| I wish OP all the best, but there is one bit I can't get out of my head > I feel very strongly that everyone should try, to the extent that it makes some kind of sense if you squint hard enough, to do what they want in work and life. This is much much easier to say after an entire career in tech. However I wouldn't give this advice lightly to people just starting over. Here is a counterexample. I started my career following my passion and "doing what I love", so I became an academic and joined a university. After 7 years I was burnt out, broke and hated what used to be my passion. And I had to essentially start over my professional career in the private sector. These days I don't necessarily always love my day to day job, but I do enjoy more the lifestyle it afford me as a whole. My takeaway is that earning money and growing your career capital early on has compounding effect over time, and more importantly, it increases your optionality in the future.

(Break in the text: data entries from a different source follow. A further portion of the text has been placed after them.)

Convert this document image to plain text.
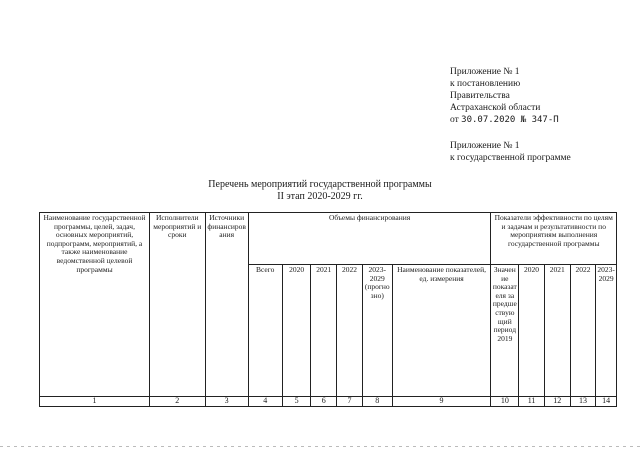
Приложение № 1
к постановлению
Правительства
Астраханской области
от 30.07.2020 № 347-П
Приложение № 1
к государственной программе
Перечень мероприятий государственной программы
II этап 2020-2029 гг.
Наименование государственной программы, целей, задач, основных мероприятий, подпрограмм, мероприятий, а также наименование ведомственной целевой программы	Исполнители мероприятий и сроки	Источники финансирования	Объемы финансирования						Показатели эффективности по целям и задачам и результативности по мероприятиям выполнения государственной программы				
			Всего	2020	2021	2022	2023-2029 (прогнозно)	Наименование показателей, ед. измерения	Значение показателя за предшествующий период 2019	2020	2021	2022	2023-2029
1	2	3	4	5	6	7	8	9	10	11	12	13	14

Going into comedy writing is less scary when you don't need to worry about sustaining your family. |
For example, you might have a passion for writing on the weekends, but to write as a job it takes writing every day, hitting deadlines, pitching books, getting rejected, making changes you don't want to, etc., etc.
The advice is sound, I think a lot of people just don't think through the reality of what a job in their field of passion looks like.
I've been a professional athlete for a long time and it's the thing people get wrong the most thinking they want to have their hobby as their job. That's why they love it, because its a hobby!
If you only want to do the "job" after you have financial stability, you don't want a job, you just want more time to do your hobby.